Im vergangenen Monat ist eine Reihe von PKK-Prozessen mit einer Verurteilung der Betroffenen zu Ende gegangen. Gegen Özgür Ö. wurde am 10. Mai eine Haftstrafe von fünf Jahren verhängt, gegen Abdullah Ö. am 11. Mai viereinhalb Jahre, am 23. Mai gegen H. E. ein Jahr und 2 Monate, verbunden mit der Aufhebung des Haftbefehls und Ali E. wurde am 30. Mai zu einer Strafe von 3 Jahren verurteilt.
Die Eröffnung weiterer Hauptverfahren nach §§129a/b gegen kurdische Aktivisten wegen angeblicher PKK-Mitgliedschaft werden in den nächsten Monaten erwartet. Sie befinden sich in Untersuchungshaft in Rheinland-Pfalz, Niedersachsen und Bayern.

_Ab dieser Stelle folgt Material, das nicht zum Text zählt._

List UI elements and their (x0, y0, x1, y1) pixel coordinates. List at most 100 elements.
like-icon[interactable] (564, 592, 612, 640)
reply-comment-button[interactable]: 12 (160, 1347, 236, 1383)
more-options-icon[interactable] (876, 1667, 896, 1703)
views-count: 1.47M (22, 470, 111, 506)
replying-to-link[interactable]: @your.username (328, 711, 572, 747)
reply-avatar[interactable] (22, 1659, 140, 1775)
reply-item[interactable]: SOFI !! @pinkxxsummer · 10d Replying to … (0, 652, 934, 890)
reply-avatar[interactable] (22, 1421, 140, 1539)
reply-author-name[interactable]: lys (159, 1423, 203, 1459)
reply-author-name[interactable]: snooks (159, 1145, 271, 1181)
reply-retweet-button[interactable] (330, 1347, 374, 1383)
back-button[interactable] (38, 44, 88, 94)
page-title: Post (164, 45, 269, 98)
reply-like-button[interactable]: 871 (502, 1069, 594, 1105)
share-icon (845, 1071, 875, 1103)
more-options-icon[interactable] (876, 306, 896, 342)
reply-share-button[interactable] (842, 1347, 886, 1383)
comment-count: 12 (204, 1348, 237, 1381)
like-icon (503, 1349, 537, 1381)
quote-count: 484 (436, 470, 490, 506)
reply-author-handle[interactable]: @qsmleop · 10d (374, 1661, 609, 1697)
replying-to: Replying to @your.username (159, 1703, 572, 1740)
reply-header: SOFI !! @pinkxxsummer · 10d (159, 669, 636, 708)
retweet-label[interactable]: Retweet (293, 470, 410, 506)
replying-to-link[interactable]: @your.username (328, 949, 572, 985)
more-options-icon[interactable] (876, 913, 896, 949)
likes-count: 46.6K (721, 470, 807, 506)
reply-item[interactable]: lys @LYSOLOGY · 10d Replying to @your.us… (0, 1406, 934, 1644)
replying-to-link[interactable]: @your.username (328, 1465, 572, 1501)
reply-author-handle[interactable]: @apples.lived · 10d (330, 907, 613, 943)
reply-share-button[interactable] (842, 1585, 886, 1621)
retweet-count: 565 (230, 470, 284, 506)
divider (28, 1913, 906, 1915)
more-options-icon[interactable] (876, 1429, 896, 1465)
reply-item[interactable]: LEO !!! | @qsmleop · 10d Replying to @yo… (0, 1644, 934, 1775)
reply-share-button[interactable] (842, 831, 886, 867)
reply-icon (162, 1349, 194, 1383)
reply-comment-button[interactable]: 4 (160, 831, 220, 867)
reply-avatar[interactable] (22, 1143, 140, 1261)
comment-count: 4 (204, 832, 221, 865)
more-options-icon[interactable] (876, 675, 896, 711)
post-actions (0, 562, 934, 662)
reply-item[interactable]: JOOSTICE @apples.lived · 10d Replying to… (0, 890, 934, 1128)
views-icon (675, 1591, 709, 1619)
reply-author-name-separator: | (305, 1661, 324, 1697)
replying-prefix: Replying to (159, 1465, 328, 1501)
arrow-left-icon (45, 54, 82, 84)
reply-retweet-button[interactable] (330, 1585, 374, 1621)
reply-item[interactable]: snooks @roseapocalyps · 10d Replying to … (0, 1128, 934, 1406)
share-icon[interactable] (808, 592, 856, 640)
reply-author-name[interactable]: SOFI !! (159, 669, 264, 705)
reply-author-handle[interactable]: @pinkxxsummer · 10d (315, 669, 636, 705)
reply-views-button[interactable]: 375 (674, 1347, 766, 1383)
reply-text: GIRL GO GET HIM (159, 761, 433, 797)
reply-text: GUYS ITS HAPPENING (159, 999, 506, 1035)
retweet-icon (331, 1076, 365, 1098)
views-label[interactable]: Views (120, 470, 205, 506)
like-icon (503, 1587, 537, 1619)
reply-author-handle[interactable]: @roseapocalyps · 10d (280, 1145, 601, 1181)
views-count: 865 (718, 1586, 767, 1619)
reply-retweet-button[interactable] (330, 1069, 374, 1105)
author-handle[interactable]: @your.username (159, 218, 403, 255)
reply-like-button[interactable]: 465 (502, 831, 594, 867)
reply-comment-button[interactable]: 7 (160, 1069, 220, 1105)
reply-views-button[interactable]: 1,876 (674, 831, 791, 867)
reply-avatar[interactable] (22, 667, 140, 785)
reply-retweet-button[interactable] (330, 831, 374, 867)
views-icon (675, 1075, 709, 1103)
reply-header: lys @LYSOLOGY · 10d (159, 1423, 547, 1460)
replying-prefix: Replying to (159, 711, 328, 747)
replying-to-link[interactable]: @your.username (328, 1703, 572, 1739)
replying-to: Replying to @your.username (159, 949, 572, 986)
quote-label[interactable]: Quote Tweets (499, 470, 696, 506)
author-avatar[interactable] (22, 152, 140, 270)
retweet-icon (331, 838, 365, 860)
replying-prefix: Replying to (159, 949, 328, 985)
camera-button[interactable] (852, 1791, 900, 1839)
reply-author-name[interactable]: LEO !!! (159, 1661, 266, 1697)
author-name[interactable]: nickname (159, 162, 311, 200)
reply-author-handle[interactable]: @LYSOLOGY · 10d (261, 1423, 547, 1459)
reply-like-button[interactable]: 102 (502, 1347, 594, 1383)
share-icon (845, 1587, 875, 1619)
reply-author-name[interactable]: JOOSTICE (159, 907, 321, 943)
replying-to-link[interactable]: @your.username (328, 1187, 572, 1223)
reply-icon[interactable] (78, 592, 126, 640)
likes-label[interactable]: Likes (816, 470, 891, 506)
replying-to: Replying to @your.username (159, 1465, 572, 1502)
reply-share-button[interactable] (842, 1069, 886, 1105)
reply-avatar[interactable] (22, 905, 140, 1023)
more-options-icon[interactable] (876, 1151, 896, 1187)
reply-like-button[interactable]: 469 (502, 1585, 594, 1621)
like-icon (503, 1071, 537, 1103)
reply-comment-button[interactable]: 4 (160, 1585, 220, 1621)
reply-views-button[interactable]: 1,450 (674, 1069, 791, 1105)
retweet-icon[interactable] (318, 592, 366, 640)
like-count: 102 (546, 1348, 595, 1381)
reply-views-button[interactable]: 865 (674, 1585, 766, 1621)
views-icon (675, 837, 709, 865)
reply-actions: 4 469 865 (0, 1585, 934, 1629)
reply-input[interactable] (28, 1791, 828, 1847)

Außerdem wurde Haydar D. (55) vom OLG Düsseldorf am 11. Mai wegen angeblicher „mitgliedschaftlicher Beteiligung an der „Revolutionären Volksbefreiungspartei-Front“ (DHKP-C), die ebenfalls als „terroristische“ Vereinigung im Ausland eingestuft wird, zu einer Freiheitsstrafe von drei Jahren und neun Monaten verurteilt. Aufgrund der langen Verfahrensdauer gelten in diesem Fall fünf Monate als vollstreckt. Den Haftbefehl hat der Senat aufrechterhalten.
Derzeit ist wegen angeblicher PKK-Mitgliedschaft noch ein Hauptverfahren anhängig, und zwar gegen
Ali Ö., OLG Frankfurt/M. (Prozesseröffnung 24.4.2023)
Mittwoch, 7. Juni
Montag, 12. Juni
Freitag, 16. Juni
Mittwoch, 21. Juni
Freitag, 23. Juni
Mittwoch, 28. Juni und
Freitag, 30. Juni.
Alle Verhandlungen beginnen jeweils um 9:30 Uhr, Konrad-Adenauer-Str. 20, Frankfurt/M.
Wir möchten außerdem auf ein umfangreiches 129b-Verfahren vor dem 7. Strafsenat des OLG Düsseldorf gegen drei Aktivisten aufmerksam machen, die vom Generalbundesanwalt beschuldigt werden, das sog. Deutschland-Komitee für die DHKP-C gebildet zu haben. Seit ihrer Festnahme im Mai des vergangenen Jahres befinden sich Özgül E., Ihsan Cibelik (auch bekannter Musiker der renommierten Band „Grup Yorum“) und Serkan K. in Untersuchungshaft.
Der Prozess gegen die drei Aktivisten beginnt
am Mittwoch, 14. Juni 2023, um 9:30 Uhr, vor dem OLG Düsseldorf, Kapellweg 36 in Düsseldorf-Hamm.
Fortsetzungstermine sind: 15., 20. und 21. Juni 2023, jeweils um 9:30 Uhr.